“After what has been done, there are a lot of ecosystems that we can’t get back naturally – so what are our alternatives? What can we engineer to replace the missing parts of an ecosystem that it really needs to thrive?”
These are the questions that Flora Kafunda, junior in biosystems engineering, has been asking herself as an engineer determined to protect and restore the environment.
Since her first year at Iowa State, Kafunda has had research experience ranging from medical to ecosystem research through many university internships. Until last year, when Kafunda was accepted as an intern for the prestigious Borlaug-Ruan International Internship. There, Kafunda found exactly what she wanted to do in her career – restore damaged ecosystems in a new way, problem solving and working to engineer new restoration techniques.
“In my Borlaug-Ruan internship, I worked with an institute in India where they went on site and I helped with conservation research,” Kafunda said. “We were restoring coastal mangroves along Indian coasts. The tourism industry had come in and wiped out entire ecosystems without thinking about the effects of what they were doing and why those ecosystems existed in the first place.”
What can Kafunda do to restore an ecosystem? As of now, once an ecosystem is destroyed and a new community is established in its place, you can’t really undo the damage that has been done and bring the ecosystem back, Kafunda says. But that is why Kafunda is looking at restoration through a unique lens: the lens of an ecological engineer.

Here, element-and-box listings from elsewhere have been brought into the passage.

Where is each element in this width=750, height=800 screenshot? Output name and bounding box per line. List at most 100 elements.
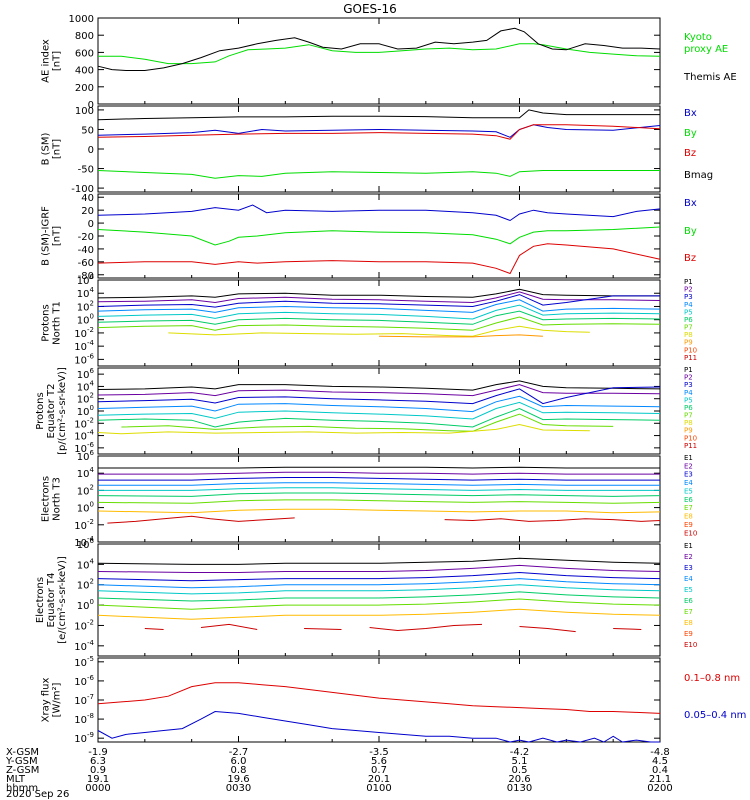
y-axis-label: B (SM)-IGRF <box>41 206 52 266</box>
legend-entry: E8 <box>684 619 693 627</box>
legend-entry: P5 <box>684 396 693 404</box>
legend-entry: P4 <box>684 389 693 397</box>
series-line-e7 <box>97 499 661 504</box>
series-line-e9 <box>144 628 164 630</box>
series-line-e3 <box>97 571 661 582</box>
y-tick-label: 104 <box>77 286 95 300</box>
panel-bigrf: -80 -60 -40 -20 0 20 40 B (SM)-IGRF [nT] Bx By Bz <box>41 193 697 282</box>
y-tick-label: 104 <box>77 379 95 393</box>
panel-ae: 0 200 400 600 800 1000 AE index [nT] Kyotoproxy … <box>41 14 737 111</box>
y-tick-label: -40 <box>78 245 94 256</box>
legend-entry: By <box>684 128 697 139</box>
legend-entry: E4 <box>684 575 693 583</box>
series-line-p7 <box>121 413 614 432</box>
series-line-p5 <box>97 401 661 420</box>
legend-entry: P10 <box>684 346 697 354</box>
legend-entry: E10 <box>684 529 697 537</box>
legend-entry: P3 <box>684 293 693 301</box>
legend-entry: P10 <box>684 434 697 442</box>
panel-e2: 10-4 10-2 100 102 104 106 Electrons Equator T4[… <box>35 537 697 657</box>
series-line-e4 <box>98 482 660 486</box>
series-line-0-1-0-8-nm <box>97 682 661 714</box>
series-line-e7 <box>97 598 661 610</box>
x-row-value: 6.0 <box>231 756 247 767</box>
x-row-value: 0.4 <box>652 765 668 776</box>
legend-entry: P7 <box>684 412 693 420</box>
date-label: 2020 Sep 26 <box>6 789 69 800</box>
legend-entry: Themis AE <box>683 72 737 83</box>
x-row-value: -1.9 <box>88 747 108 758</box>
y-tick-label: 40 <box>81 193 94 204</box>
series-line-p4 <box>97 395 661 413</box>
series-line-e3 <box>98 477 660 481</box>
legend-entry: E7 <box>684 504 693 512</box>
y-tick-label: 200 <box>75 83 94 94</box>
y-tick-label: 106 <box>77 367 95 381</box>
series-line-e9f <box>613 628 642 630</box>
series-line-e1 <box>98 466 660 469</box>
legend-entry: P2 <box>684 374 693 382</box>
legend-entry: P6 <box>684 316 693 324</box>
y-axis-label: Protons <box>41 304 52 341</box>
y-axis-label: [W/m²] <box>52 682 63 717</box>
y-tick-label: 10-7 <box>74 693 94 707</box>
series-line-p3 <box>97 294 660 308</box>
x-row-value: -4.8 <box>650 747 670 758</box>
legend-entry: E10 <box>684 641 697 649</box>
panel-xray: 10-9 10-8 10-7 10-6 10-5 Xray flux [W/m²] 0.1–0… <box>41 655 747 745</box>
x-row-value: 0030 <box>226 783 251 794</box>
x-row-label: Z-GSM <box>6 765 39 776</box>
legend-entry: E1 <box>684 542 693 550</box>
y-tick-label: 0 <box>88 219 94 230</box>
legend-entry: E1 <box>684 454 693 462</box>
y-tick-label: -80 <box>78 271 94 282</box>
legend-entry: Bz <box>684 253 696 264</box>
y-axis-label: [p/(cm²-s-sr-keV)] <box>57 367 68 455</box>
y-tick-label: 10-4 <box>74 639 94 653</box>
legend-entry: E9 <box>684 630 693 638</box>
x-row-value: 21.1 <box>649 774 671 785</box>
series-line-e9e <box>519 626 576 633</box>
series-line-0-05-0-4-nm <box>97 710 660 743</box>
series-line-e1 <box>97 557 661 565</box>
series-line-themis-ae <box>97 27 661 71</box>
series-line-bmag <box>97 109 660 121</box>
y-tick-label: 102 <box>77 299 94 313</box>
legend-entry: P2 <box>684 286 693 294</box>
x-row-value: 19.6 <box>227 774 249 785</box>
legend-entry: P9 <box>684 339 693 347</box>
series-line-bz <box>97 124 661 140</box>
x-row-value: 5.1 <box>512 756 528 767</box>
y-axis-label: Equator T4 <box>46 573 57 628</box>
legend-entry: P11 <box>684 442 697 450</box>
y-tick-label: 102 <box>77 578 94 592</box>
y-axis-label: AE index <box>41 39 52 83</box>
y-tick-label: 10-8 <box>74 712 94 726</box>
legend-entry: E3 <box>684 471 693 479</box>
y-tick-label: 0 <box>88 145 94 156</box>
x-row-value: 0200 <box>647 783 672 794</box>
x-row-value: 0000 <box>85 783 110 794</box>
panel-frame <box>97 367 661 455</box>
y-tick-label: 104 <box>77 557 95 571</box>
panel-frame <box>97 657 661 743</box>
y-tick-label: 102 <box>77 483 94 497</box>
y-tick-label: 10-2 <box>74 518 94 532</box>
legend-entry: 0.1–0.8 nm <box>684 673 740 684</box>
x-row-value: 0.9 <box>90 765 106 776</box>
legend-entry: P6 <box>684 404 693 412</box>
x-row-label: hhmm <box>6 783 38 794</box>
legend-entry: E9 <box>684 521 693 529</box>
y-tick-label: -60 <box>78 258 94 269</box>
series-line-e9c <box>304 628 342 630</box>
legend-entry: P11 <box>684 354 697 362</box>
series-line-p8 <box>168 325 590 337</box>
y-tick-label: 104 <box>77 466 95 480</box>
y-tick-label: 102 <box>77 392 94 406</box>
y-tick-label: 100 <box>77 501 94 515</box>
y-tick-label: 10-2 <box>74 618 94 632</box>
y-tick-label: 800 <box>75 31 94 42</box>
x-row-value: 0100 <box>366 783 391 794</box>
legend-entry: proxy AE <box>684 44 728 55</box>
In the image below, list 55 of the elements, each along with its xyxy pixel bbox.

“Creating something that can help ecosystems thrive is what has been keeping me in engineering,” Kafunda said. “We are reaching points where there are ecosystems where we can’t go back anymore. We can plant 100 trees here and they will eventually grow, but we also need engineers in restoration so we can innovate solutions now.”
As a student in the Department of Agricultural and Biosystems Engineering, Kafunda has been enhancing her education on ecosystems through an array of classes and research at Iowa State University. While it is a big undertaking to revive entire ecosystems that have been destroyed, Kafunda is determined to do her part in creating a more sustainable environment for everyone around the world.